Obtain data: includes determining what data measures the things that you are interested in understanding. This can be from internal or external sources.
Scrub data: look at the data and figure out how to make it usefull. In the simple case of our assignments this is as straightforward a simply moving the data from Canvas into Excel or Python.
Explore data: includes informal plotting, viewing (like actually looking at the data), and etc. the goal at this point is to understand the arrangement and features of the data. This step can raise questions that we might want to answer quickly by discussing with others. This is things like “why are the data for Feb missing?” or “what units do we measure fuel consumption in?”
Model data: here we are trying to formalize patterns, estimating relationships between variables and thinking about the conditions under which these relationships hold and do not hold.
Interpret data: this is the reporting, communication, and decision making step! Here we decide which information to base our decisions on, or how we are going to present our recommendations.
First step: Plotting the data start with scatter plots and time-series plots. This will help you see if things are wrong, as well as helping you develop your intuition about which variables are related, and which variables are changing over time.
Do you see the patterns you expect? Do you see any unexpected patterns?
How much variation is there in the data? i.e. are there factors that are not on the graph that drive the relationship?
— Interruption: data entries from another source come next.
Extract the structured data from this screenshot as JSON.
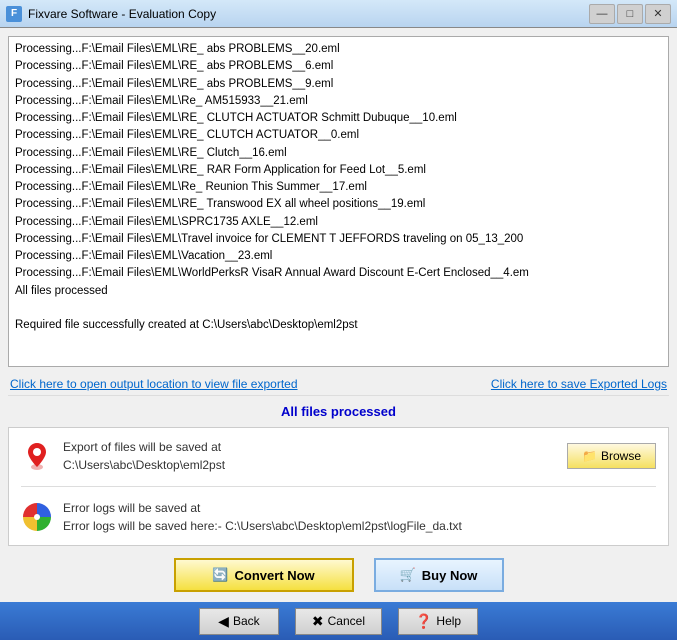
{
  "titleBar": {
    "icon": "F",
    "title": "Fixvare Software - Evaluation Copy",
    "minimize": "—",
    "maximize": "□",
    "close": "✕"
  },
  "logLines": [
    "Processing...F:\\Email Files\\EML\\RE_ abs PROBLEMS__20.eml",
    "Processing...F:\\Email Files\\EML\\RE_ abs PROBLEMS__6.eml",
    "Processing...F:\\Email Files\\EML\\RE_ abs PROBLEMS__9.eml",
    "Processing...F:\\Email Files\\EML\\Re_ AM515933__21.eml",
    "Processing...F:\\Email Files\\EML\\RE_ CLUTCH ACTUATOR Schmitt Dubuque__10.eml",
    "Processing...F:\\Email Files\\EML\\RE_ CLUTCH ACTUATOR__0.eml",
    "Processing...F:\\Email Files\\EML\\RE_ Clutch__16.eml",
    "Processing...F:\\Email Files\\EML\\RE_ RAR Form Application for Feed Lot__5.eml",
    "Processing...F:\\Email Files\\EML\\Re_ Reunion This Summer__17.eml",
    "Processing...F:\\Email Files\\EML\\RE_ Transwood EX all wheel positions__19.eml",
    "Processing...F:\\Email Files\\EML\\SPRC1735 AXLE__12.eml",
    "Processing...F:\\Email Files\\EML\\Travel invoice for CLEMENT T JEFFORDS traveling on 05_13_200",
    "Processing...F:\\Email Files\\EML\\Vacation__23.eml",
    "Processing...F:\\Email Files\\EML\\WorldPerksR VisaR Annual Award Discount E-Cert Enclosed__4.em",
    "All files processed",
    "",
    "Required file successfully created at C:\\Users\\abc\\Desktop\\eml2pst"
  ],
  "links": {
    "openOutput": "Click here to open output location to view file exported",
    "saveLogs": "Click here to save Exported Logs"
  },
  "statusMessage": "All files processed",
  "exportInfo": {
    "label1": "Export of files will be saved at",
    "path1": "C:\\Users\\abc\\Desktop\\eml2pst",
    "browseLabel": "Browse",
    "label2": "Error logs will be saved at",
    "path2": "Error logs will be saved here:- C:\\Users\\abc\\Desktop\\eml2pst\\logFile_da.txt"
  },
  "buttons": {
    "convert": "Convert Now",
    "buy": "Buy Now",
    "back": "Back",
    "cancel": "Cancel",
    "help": "Help"
  }
}
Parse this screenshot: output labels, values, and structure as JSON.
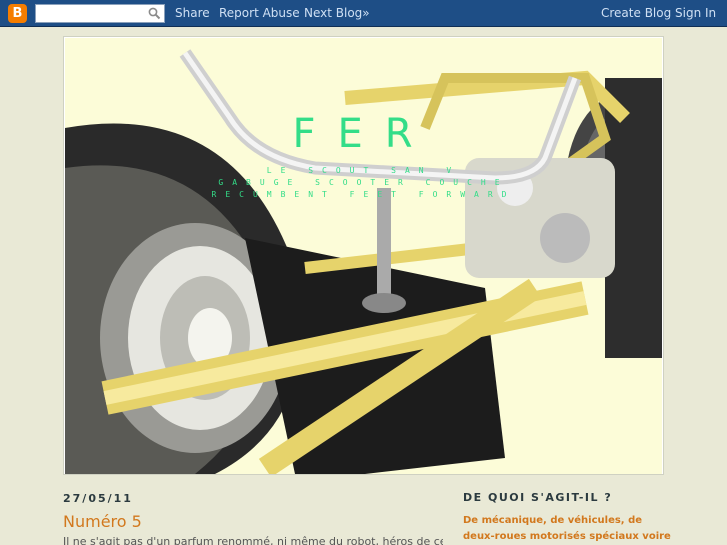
{
  "navbar": {
    "logo": "B",
    "search_value": "",
    "links": [
      "Share",
      "Report Abuse",
      "Next Blog»",
      "Create Blog",
      "Sign In"
    ]
  },
  "header": {
    "title": "FER",
    "description": [
      "LE SCOUT SAN V",
      "GABUGE SCOOTER COUCHE",
      "RECUMBENT FEET FORWARD"
    ]
  },
  "post": {
    "date": "27/05/11",
    "title": "Numéro 5",
    "body_start": "Il ne s'agit pas d'un parfum renommé, ni même du robot, héros de certaines"
  },
  "sidebar": {
    "title": "DE QUOI S'AGIT-IL ?",
    "text": "De mécanique, de véhicules, de deux-roues motorisés spéciaux voire"
  },
  "colors": {
    "navbar": "#1e4e86",
    "accent": "#d2781d",
    "title_green": "#33dd88"
  }
}
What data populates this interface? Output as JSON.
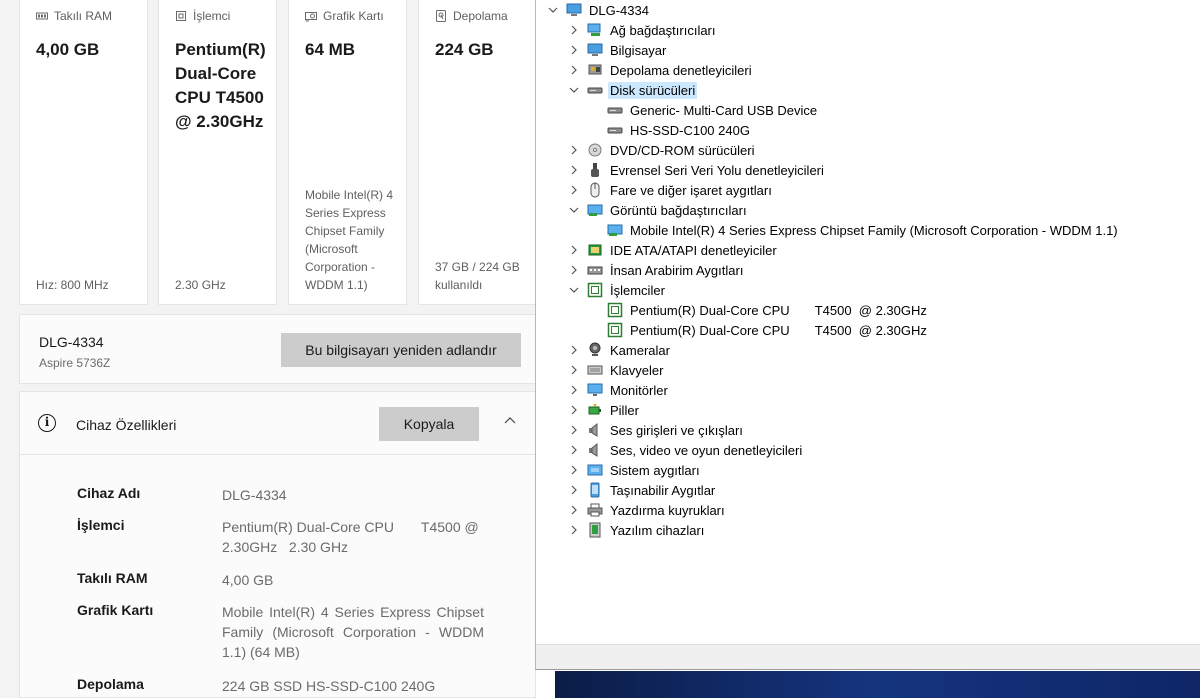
{
  "specs_cards": [
    {
      "header": "Takılı RAM",
      "value": "4,00 GB",
      "footer": "Hız: 800 MHz",
      "icon": "ram-icon"
    },
    {
      "header": "İşlemci",
      "value": "Pentium(R) Dual-Core CPU T4500 @ 2.30GHz",
      "footer": "2.30 GHz",
      "icon": "cpu-icon"
    },
    {
      "header": "Grafik Kartı",
      "value": "64 MB",
      "footer": "Mobile Intel(R) 4 Series Express Chipset Family (Microsoft Corporation - WDDM 1.1)",
      "icon": "gpu-icon"
    },
    {
      "header": "Depolama",
      "value": "224 GB",
      "footer": "37 GB / 224 GB kullanıldı",
      "icon": "storage-icon"
    }
  ],
  "device": {
    "name": "DLG-4334",
    "model": "Aspire 5736Z",
    "rename_label": "Bu bilgisayarı yeniden adlandır"
  },
  "device_specs": {
    "title": "Cihaz Özellikleri",
    "copy_label": "Kopyala",
    "rows": [
      {
        "label": "Cihaz Adı",
        "value": "DLG-4334"
      },
      {
        "label": "İşlemci",
        "value": "Pentium(R) Dual-Core CPU       T4500 @ 2.30GHz   2.30 GHz"
      },
      {
        "label": "Takılı RAM",
        "value": "4,00 GB"
      },
      {
        "label": "Grafik Kartı",
        "value": "Mobile Intel(R) 4 Series Express Chipset Family (Microsoft Corporation - WDDM 1.1) (64 MB)"
      },
      {
        "label": "Depolama",
        "value": "224 GB SSD HS-SSD-C100 240G"
      }
    ]
  },
  "device_manager": {
    "root": "DLG-4334",
    "categories": [
      {
        "label": "Ağ bağdaştırıcıları",
        "icon": "network-adapter-icon",
        "expanded": false
      },
      {
        "label": "Bilgisayar",
        "icon": "computer-icon",
        "expanded": false
      },
      {
        "label": "Depolama denetleyicileri",
        "icon": "storage-controller-icon",
        "expanded": false
      },
      {
        "label": "Disk sürücüleri",
        "icon": "disk-drive-icon",
        "expanded": true,
        "selected": true,
        "children": [
          {
            "label": "Generic- Multi-Card USB Device",
            "icon": "disk-drive-icon"
          },
          {
            "label": "HS-SSD-C100 240G",
            "icon": "disk-drive-icon"
          }
        ]
      },
      {
        "label": "DVD/CD-ROM sürücüleri",
        "icon": "dvd-drive-icon",
        "expanded": false
      },
      {
        "label": "Evrensel Seri Veri Yolu denetleyicileri",
        "icon": "usb-icon",
        "expanded": false
      },
      {
        "label": "Fare ve diğer işaret aygıtları",
        "icon": "mouse-icon",
        "expanded": false
      },
      {
        "label": "Görüntü bağdaştırıcıları",
        "icon": "display-adapter-icon",
        "expanded": true,
        "children": [
          {
            "label": "Mobile Intel(R) 4 Series Express Chipset Family (Microsoft Corporation - WDDM 1.1)",
            "icon": "display-adapter-icon"
          }
        ]
      },
      {
        "label": "IDE ATA/ATAPI denetleyiciler",
        "icon": "ide-controller-icon",
        "expanded": false
      },
      {
        "label": "İnsan Arabirim Aygıtları",
        "icon": "hid-icon",
        "expanded": false
      },
      {
        "label": "İşlemciler",
        "icon": "processor-icon",
        "expanded": true,
        "children": [
          {
            "label": "Pentium(R) Dual-Core CPU       T4500  @ 2.30GHz",
            "icon": "processor-icon"
          },
          {
            "label": "Pentium(R) Dual-Core CPU       T4500  @ 2.30GHz",
            "icon": "processor-icon"
          }
        ]
      },
      {
        "label": "Kameralar",
        "icon": "camera-icon",
        "expanded": false
      },
      {
        "label": "Klavyeler",
        "icon": "keyboard-icon",
        "expanded": false
      },
      {
        "label": "Monitörler",
        "icon": "monitor-icon",
        "expanded": false
      },
      {
        "label": "Piller",
        "icon": "battery-icon",
        "expanded": false
      },
      {
        "label": "Ses girişleri ve çıkışları",
        "icon": "speaker-icon",
        "expanded": false
      },
      {
        "label": "Ses, video ve oyun denetleyicileri",
        "icon": "speaker-icon",
        "expanded": false
      },
      {
        "label": "Sistem aygıtları",
        "icon": "system-device-icon",
        "expanded": false
      },
      {
        "label": "Taşınabilir Aygıtlar",
        "icon": "portable-device-icon",
        "expanded": false
      },
      {
        "label": "Yazdırma kuyrukları",
        "icon": "printer-icon",
        "expanded": false
      },
      {
        "label": "Yazılım cihazları",
        "icon": "software-device-icon",
        "expanded": false
      }
    ]
  },
  "colors": {
    "selection": "#cce8ff",
    "button_bg": "#cccccc",
    "panel_bg": "#f3f3f3",
    "taskbar": "#15347f"
  }
}
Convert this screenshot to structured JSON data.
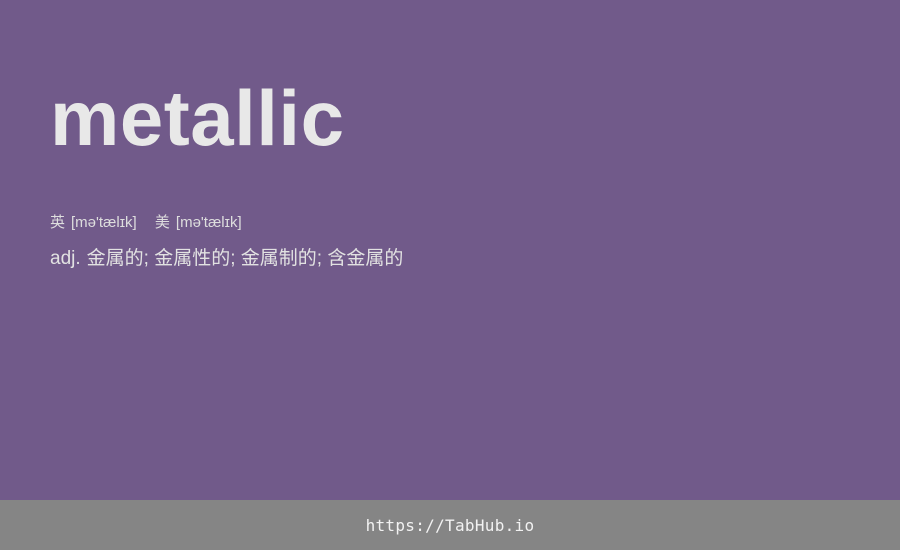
{
  "entry": {
    "word": "metallic",
    "phonetics": {
      "uk_label": "英",
      "uk": "[mə'tælɪk]",
      "us_label": "美",
      "us": "[mə'tælɪk]"
    },
    "definition": {
      "pos": "adj.",
      "text": "金属的; 金属性的; 金属制的; 含金属的"
    }
  },
  "footer": {
    "link": "https://TabHub.io"
  },
  "colors": {
    "background": "#715a8a",
    "footer_background": "#858585",
    "text": "#e6e6e6"
  }
}
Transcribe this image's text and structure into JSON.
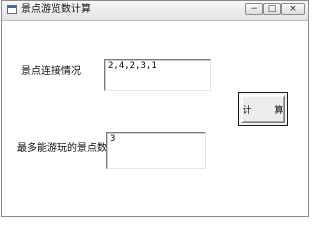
{
  "window": {
    "title": "景点游览数计算",
    "controls": {
      "minimize": "−",
      "maximize": "□",
      "close": "×"
    }
  },
  "form": {
    "connection_label": "景点连接情况",
    "connection_value": "2,4,2,3,1",
    "max_label": "最多能游玩的景点数",
    "max_value": "3",
    "compute_label": "计 算"
  },
  "icons": [
    "app-window-icon"
  ]
}
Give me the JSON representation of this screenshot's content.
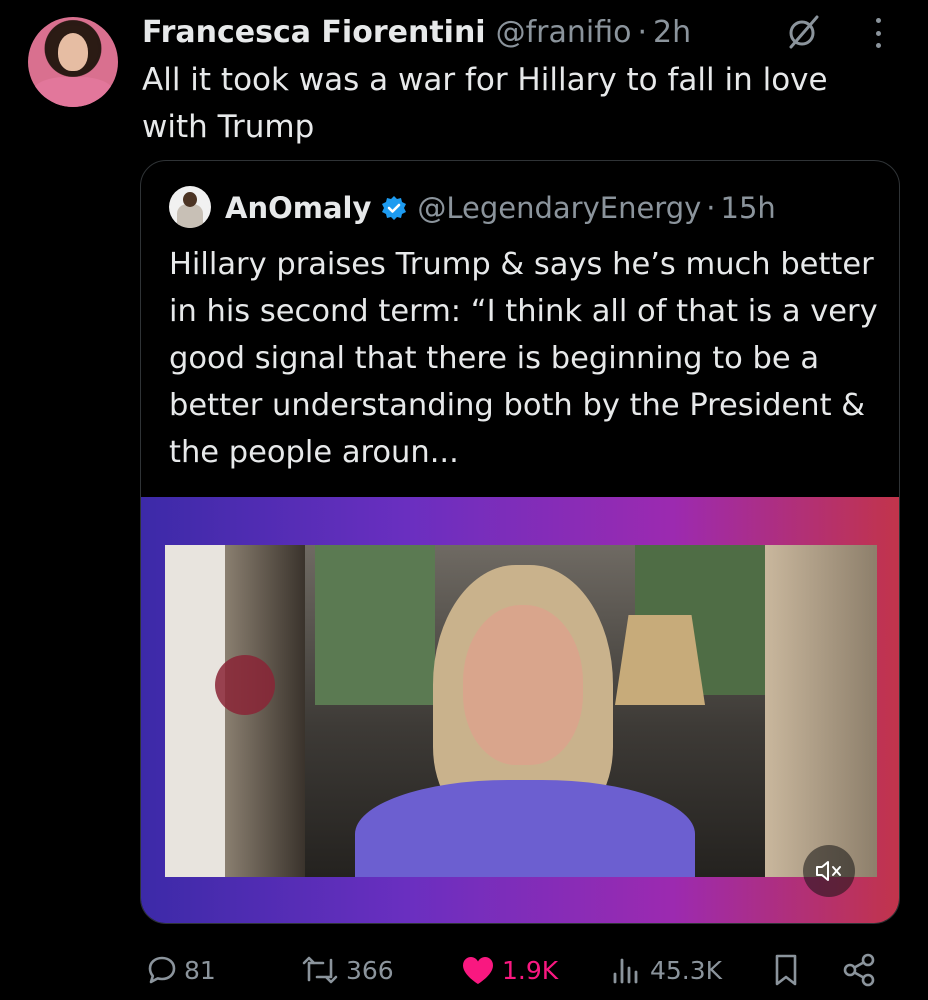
{
  "post": {
    "author_name": "Francesca Fiorentini",
    "author_handle": "@franifio",
    "separator": "·",
    "time": "2h",
    "text": "All it took was a war for Hillary to fall in love with Trump"
  },
  "quoted_post": {
    "author_name": "AnOmaly",
    "author_handle": "@LegendaryEnergy",
    "separator": "·",
    "time": "15h",
    "verified": true,
    "text": "Hillary praises Trump & says he’s much better in his second term: “I think all of that is a very good signal that there is beginning to be a better understanding both by the President & the people aroun..."
  },
  "media": {
    "type": "video",
    "muted": true,
    "icons": [
      "mute-icon"
    ]
  },
  "actions": {
    "replies": "81",
    "reposts": "366",
    "likes": "1.9K",
    "views": "45.3K",
    "icons": [
      "reply-icon",
      "repost-icon",
      "heart-icon",
      "views-icon",
      "bookmark-icon",
      "share-icon"
    ]
  },
  "colors": {
    "background": "#000000",
    "text": "#e7e9ea",
    "secondary": "#8b949c",
    "like": "#f91880",
    "verified": "#1d9bf0",
    "border": "#2f3336"
  }
}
Second Step: Statistical Modeling fit a model to the data.
Third Step: Use the graph to understand the model
Are there problems that we missed before? Can we make meaningful inferences? Can we use this model as a planning tool?
This means plotting the data and the model.
Fourth Step: Improve the model and gather more data
Stage 2: Identify the underlying cost behavior for all budgetary expense line items.
Stage 3: Plot and analyze the data.
Stage 4: Estimate the cost function.
Stage 5: Test the cost function against the data.
Plot the data and the model.
Stage 6: Find the most simple functional model.
This might not be the only model you use, but this will be the one you present first.
Stage 0: Choose the dependent variable.
This is the cost object. You may need more than one, and you need at least one per cost center
Cost center: a part of the company where costs are tracked independently. From the perspective of the cost system a cost center is a “firm-within-the-firm”, or an operational unit (System 1 in the Viable Systems Model).
Cost Centers
Consider a merger between a packaging firm and transportation firm:
The easiest way to begin costing in the combined firm is to treat them as separate!
This is the basic idea behind a cost center.
As synergies arise, resources will be shared and we may begin to combine parts of the two companies. Or allocate costs in a more nuanced way.
Stage 0: Choose the dependent variable.
Six Reasons to Group Equipment or Operations in One Cost Center
Proximity
Immateriality
Same responsible manager
Similar cost structure
Similar function
These reasons become more salient as synergies within the firm increase.
This requires a detailed knowledge of the production process.
The experts on the details of the cost system are most often low-level employees.
Many of you are interested in consulting work, keep in mind that you will never be the expert in the details of the cost system! Don’t forget to talk to the people who actually touch the production process.
In fact, often when consultants offer long-term value it is by finding broken communication or information channels.
Drivers should be plausible and measurable.
Stage 2: Identify the underlying cost behavior for all budgetary expense line items.
In stage 1 we focused on what drives cost. Here we are gathering information about the direction, magnitude, and variability of these relationships.
The sources of this information are supply contracts, market prices, product designs, and past usage data.
If some are mixtures of fixed and variable costs, separate them where possible.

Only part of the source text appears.